Полуобернувшись к их столику, Курт громко прочитал:
— "Мы беспощадны и не просим никакой пощады у вас. Когда придет наш черед, мы не будем прикрывать терроризм лицемерными фразами".
Три господина, как по команде, встали, положили на стол деньги и двинулись к выходу. Один из них вынул из кармана "Новую Рейнскую", остервенело скомкал ее и брезгливо бросил в мусорницу. Энгельс, Курт и Отто засмеялись.
Энгельс заказал пива для всех троих, а, когда его принесли, Курт предложил выпить за "Новую Рейнскую".

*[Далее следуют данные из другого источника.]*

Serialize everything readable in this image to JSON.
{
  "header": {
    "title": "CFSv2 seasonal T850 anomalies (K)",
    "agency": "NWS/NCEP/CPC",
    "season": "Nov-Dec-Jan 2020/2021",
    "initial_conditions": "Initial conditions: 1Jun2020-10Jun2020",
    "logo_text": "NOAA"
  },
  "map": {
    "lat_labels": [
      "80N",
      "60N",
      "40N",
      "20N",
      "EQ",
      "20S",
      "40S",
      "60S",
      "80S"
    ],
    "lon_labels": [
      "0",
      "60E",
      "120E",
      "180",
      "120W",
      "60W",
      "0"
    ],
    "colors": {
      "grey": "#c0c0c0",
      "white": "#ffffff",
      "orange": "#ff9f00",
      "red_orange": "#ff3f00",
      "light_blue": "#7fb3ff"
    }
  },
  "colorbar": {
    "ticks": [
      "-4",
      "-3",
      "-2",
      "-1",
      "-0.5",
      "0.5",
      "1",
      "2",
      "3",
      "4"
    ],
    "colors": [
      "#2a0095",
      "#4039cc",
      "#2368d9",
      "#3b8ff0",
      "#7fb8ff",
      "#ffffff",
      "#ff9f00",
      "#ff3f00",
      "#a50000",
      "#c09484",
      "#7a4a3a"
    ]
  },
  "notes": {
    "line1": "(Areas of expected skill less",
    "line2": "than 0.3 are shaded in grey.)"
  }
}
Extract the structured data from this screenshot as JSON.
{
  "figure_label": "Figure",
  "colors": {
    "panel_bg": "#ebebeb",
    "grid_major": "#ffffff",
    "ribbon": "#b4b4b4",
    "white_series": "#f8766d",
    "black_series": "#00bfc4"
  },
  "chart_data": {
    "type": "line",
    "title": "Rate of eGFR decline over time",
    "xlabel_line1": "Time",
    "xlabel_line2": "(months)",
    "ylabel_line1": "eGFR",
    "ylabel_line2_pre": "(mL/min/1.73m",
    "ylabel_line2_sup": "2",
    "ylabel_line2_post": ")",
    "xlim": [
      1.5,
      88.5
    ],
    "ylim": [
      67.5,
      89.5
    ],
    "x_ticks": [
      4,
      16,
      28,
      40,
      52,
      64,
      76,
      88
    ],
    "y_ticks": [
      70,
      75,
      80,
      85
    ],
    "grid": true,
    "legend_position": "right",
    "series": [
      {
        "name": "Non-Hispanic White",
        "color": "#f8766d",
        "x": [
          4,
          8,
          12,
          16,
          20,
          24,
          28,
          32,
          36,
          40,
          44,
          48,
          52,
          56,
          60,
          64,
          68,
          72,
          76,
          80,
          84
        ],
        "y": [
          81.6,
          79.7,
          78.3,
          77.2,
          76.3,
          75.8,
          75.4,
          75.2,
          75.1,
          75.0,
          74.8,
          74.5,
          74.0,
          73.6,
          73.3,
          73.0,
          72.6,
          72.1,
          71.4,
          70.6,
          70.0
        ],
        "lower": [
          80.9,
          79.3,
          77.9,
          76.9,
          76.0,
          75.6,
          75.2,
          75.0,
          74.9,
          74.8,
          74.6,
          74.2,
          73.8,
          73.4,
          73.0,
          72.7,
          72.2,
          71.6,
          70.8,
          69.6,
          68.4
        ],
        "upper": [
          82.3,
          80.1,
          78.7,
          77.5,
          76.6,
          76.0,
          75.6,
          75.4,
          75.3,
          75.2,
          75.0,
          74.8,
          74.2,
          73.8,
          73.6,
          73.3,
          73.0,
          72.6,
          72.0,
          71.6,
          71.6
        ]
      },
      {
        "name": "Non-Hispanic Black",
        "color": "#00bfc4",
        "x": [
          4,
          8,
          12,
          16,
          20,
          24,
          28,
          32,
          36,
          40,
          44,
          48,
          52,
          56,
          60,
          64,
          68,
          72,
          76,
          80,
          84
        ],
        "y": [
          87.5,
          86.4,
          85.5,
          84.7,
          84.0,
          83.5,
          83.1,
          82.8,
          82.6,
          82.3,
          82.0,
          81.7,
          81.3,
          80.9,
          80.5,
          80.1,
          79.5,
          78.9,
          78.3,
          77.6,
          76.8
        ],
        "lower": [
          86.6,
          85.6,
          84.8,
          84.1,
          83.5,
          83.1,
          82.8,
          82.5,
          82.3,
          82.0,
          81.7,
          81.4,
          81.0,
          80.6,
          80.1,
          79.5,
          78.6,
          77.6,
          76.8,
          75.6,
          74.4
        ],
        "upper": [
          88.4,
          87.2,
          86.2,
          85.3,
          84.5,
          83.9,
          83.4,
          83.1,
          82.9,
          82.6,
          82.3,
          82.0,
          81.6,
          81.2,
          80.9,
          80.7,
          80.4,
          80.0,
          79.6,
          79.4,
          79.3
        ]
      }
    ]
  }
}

— Охотно, — отозвался Энгельс.
Три кружки высоко взметнулись над столиком.
На другой день Маркс и Энгельс покидали Кёльн. Они намерены были пробраться в Баден, где началось вооруженное восстание.
Условились, что садиться в поезд будут порознь. Так безопасней.
Даниельс хотел проводить Энгельса на вокзал, но потом решили, что это тоже рискованно. Один человек привлечет меньше внимания, чем двое. Лучше будет, если Даниельс пойдет сзади, метрах в двадцати, чтобы в случае чего прийти на помощь. Проститься надо будет дома.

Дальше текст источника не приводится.